Regent’s filmmaker Dr Ken Fero’s documentary Ultraviolence has been selected for the BFI London Film Festival 2020.
The film, which ‘employs unflinching archival footage, documents the tragic and undignified deaths that took place in police custody’ between 1995 and 2005, and ‘shows a corrupt system failing UK citizens.’
The BFI London Film Festival describes it as ‘an essential starting point in understanding the urgency felt amongst many UK social movements today.’
Watch the trailer
Dr Fero, who is also Lecturer in Directing at Regent’s, commented: ‘The selection shows that the BFI London Film Festival recognises the importance of the film and its urgency around the subjects of Black Lives Matter and state violence. It also shows respect for our artistic approach from our peers.
‘We are looking forward to the screening, to the international journey the film will take afterwards, and to giving further opportunities for our own students to be involved in the project. It feels like being in the middle of a perfect storm – but let's see what happens next!’
Ultraviolence, a reflective documentary piece, was filmed and edited over a long period of time, but the significance of its messages has really come to the fore as the Black Lives Matter movement has gained power.
It is being released as a follow up to Fero’s Injustice, 19 years after the groundbreaking film examined deaths in police custody in 1990s London. Released in 2001, Injustice had a huge political impact and was successful in hundreds of festivals internationally over several years.
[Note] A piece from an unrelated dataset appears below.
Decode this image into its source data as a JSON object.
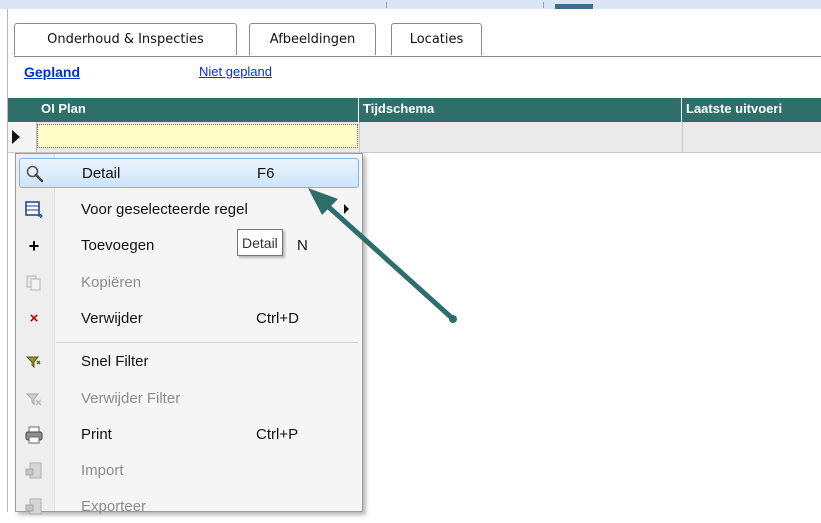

Dr Fero commented on the process of filming the two documentaries with Migrant Media, a collective of radical filmmakers embedded in communities of social and political interest and from black and migrant backgrounds:
‘When Injustice was being released, we continued filming and editing new footage, and Ultraviolence came to shape as a reflective documentary piece. Now, it is coming out as the Black Lives Matter movement is gaining power,
‘Ever since Injustice we have operated collectively with death in custody family campaigns sharing decisions and visions in a unified way. We do not plan films on paper or have a pre-determined idea for the film, instead they grow organically as we shoot. A script for us is written by life, it's the end of the process rather than the beginning.’
Regent’s Head of Programmes in Film, Media & Performance, William Harris, said that: ‘Ken's generosity means that students are frequently working on films of global importance and it is a mark of his reputation that Ken's latest film has been selected to be screened at the London Film Festival.’